Myanmar komşularıyla görüşmelere hız verdi

Myanmar Dışişleri Bakanı krizi çözmek için Tayland’a gitti. Endonezya, ‘generallerin taahhütlerini yerine getirmelerini sağlamak için’ ASEAN’dan gözlemciler göndermeyi teklif etti.

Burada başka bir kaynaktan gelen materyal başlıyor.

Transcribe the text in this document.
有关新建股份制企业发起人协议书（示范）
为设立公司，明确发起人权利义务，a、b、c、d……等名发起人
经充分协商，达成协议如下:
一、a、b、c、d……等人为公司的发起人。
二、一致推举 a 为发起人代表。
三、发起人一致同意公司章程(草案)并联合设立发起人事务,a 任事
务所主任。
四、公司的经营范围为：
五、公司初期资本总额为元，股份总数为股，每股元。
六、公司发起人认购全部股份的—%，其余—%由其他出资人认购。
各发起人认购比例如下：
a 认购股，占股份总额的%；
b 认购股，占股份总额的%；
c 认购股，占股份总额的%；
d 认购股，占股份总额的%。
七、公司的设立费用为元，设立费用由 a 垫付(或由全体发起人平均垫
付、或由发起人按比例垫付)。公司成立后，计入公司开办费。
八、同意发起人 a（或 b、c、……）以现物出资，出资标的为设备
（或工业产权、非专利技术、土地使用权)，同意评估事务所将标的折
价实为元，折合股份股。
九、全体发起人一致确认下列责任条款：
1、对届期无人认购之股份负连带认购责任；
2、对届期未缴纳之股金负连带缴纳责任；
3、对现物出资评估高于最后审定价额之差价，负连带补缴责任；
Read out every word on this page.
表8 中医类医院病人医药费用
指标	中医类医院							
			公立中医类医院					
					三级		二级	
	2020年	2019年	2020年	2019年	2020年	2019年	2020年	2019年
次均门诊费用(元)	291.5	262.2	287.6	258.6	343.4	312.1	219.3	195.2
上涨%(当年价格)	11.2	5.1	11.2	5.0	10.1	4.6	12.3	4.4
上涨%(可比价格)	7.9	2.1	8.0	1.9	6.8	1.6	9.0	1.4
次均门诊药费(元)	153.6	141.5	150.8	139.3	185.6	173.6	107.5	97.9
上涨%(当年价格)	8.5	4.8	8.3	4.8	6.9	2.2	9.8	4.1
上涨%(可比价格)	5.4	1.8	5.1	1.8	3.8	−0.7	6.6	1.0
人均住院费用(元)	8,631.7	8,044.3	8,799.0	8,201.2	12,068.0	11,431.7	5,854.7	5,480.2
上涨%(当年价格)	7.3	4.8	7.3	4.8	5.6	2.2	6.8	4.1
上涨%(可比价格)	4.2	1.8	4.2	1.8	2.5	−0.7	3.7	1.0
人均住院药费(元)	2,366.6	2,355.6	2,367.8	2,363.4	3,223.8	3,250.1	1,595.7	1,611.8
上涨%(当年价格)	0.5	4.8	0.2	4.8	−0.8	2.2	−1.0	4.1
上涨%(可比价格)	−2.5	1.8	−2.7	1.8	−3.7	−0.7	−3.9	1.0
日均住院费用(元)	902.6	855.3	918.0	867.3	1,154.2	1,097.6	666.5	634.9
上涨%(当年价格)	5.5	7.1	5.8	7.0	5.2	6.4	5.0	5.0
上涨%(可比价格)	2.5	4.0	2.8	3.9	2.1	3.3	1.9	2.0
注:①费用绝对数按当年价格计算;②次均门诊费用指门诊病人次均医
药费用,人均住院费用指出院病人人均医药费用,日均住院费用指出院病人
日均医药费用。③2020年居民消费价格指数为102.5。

Myanmar komşularıyla görüşmelere hız verdi
TT

Myanmar komşularıyla görüşmelere hız verdi

Myanmar komşularıyla görüşmelere hız verdi

Myanmar’da ordu tarafından atanan Dışişleri Bakanı’nın 24 Şubat’ta Tayland’a ziyaret ettiği bildirildi. Açıklama, Tayland’daki bir hükümet kaynağı tarafından yapıldı. Kaynak, ordunun 1 Şubat’ta askeri darbeyle iktidarı ele geçirmesiyle başlayan krizi çözmek için komşuları ile ilişilerindeki çabalara hız verdiğini bildird.  
Taylandlı kaynak, Bakan Wunna Maung Lwin’in Güneydoğu Asya Ülkeleri Birliği (ASEAN) ülkeleri arasındaki diplomatik ilişkiler hakkında görüşmede bulunacağını belirtti. Darbe karşıtları ise Myanmar’da bir kez daha sokaklara akın etti.

ASEAN gözlemcileri
Tayland Dışişleri Bakanlığı Sözcüsü, Bakan Wunna Maung Lwin’nın başkent Bangkok’ta Endonezya Dışişleri Bakanı Retno Marsudi ile görüştüğünü açıkladı. Endonezya, ASEAN’daki diğer ülkelerin de yardımıyla krizden çıkış yolunu sağlama çalışmalarının ön saflarında yer alıyor.
Yetkililer, çatışmaların ölümlere yol açabileceği uyarısı yaptı. Bu hafta devasa bir kalabalık darbeyi kınayarak seçilmiş lider Aung San Suu Kyi’nin serbest bırakılması çağrısı yaptı. Ayrıca etnik azınlıklara mensup eylemciler de 24 Şubat’ta, protestoların ekonomik etkileri konusunda endişelerin arttığı bir ortamda, Enerji Bakanlığı çalışanları ile bir araya geldi.
Yangon’daki bir elektronik cihaz mağazası olan 56 yaşındaki Win Tin duruma dair yaptığı açıklamada “Ekonomi iyi değil, durgunluk içindeyiz. Yalnızca ordu, gerçekten oy verdiğimiz ve seçimi kazanan partiye iktidarı geri verdiğinde durum normale dönecektir” dedi.
Kaynaklar, generallerin adil seçimler yapma taahhütlerini yerine getirmelerini sağlamak için Endonezya’nın bu hafta ASEAN üyelerini gözlemci olarak göndermeye odaklanan bir plan önerdiğini aktardılar.  
Ordu, yeni seçimler için henüz bir zaman çerçevesi belirlemedi. Ancak iktidara el koyduğunda yaptığı açıklamada bir yıl boyunca olağanüstü hâl ilan edildiğini duyurdu.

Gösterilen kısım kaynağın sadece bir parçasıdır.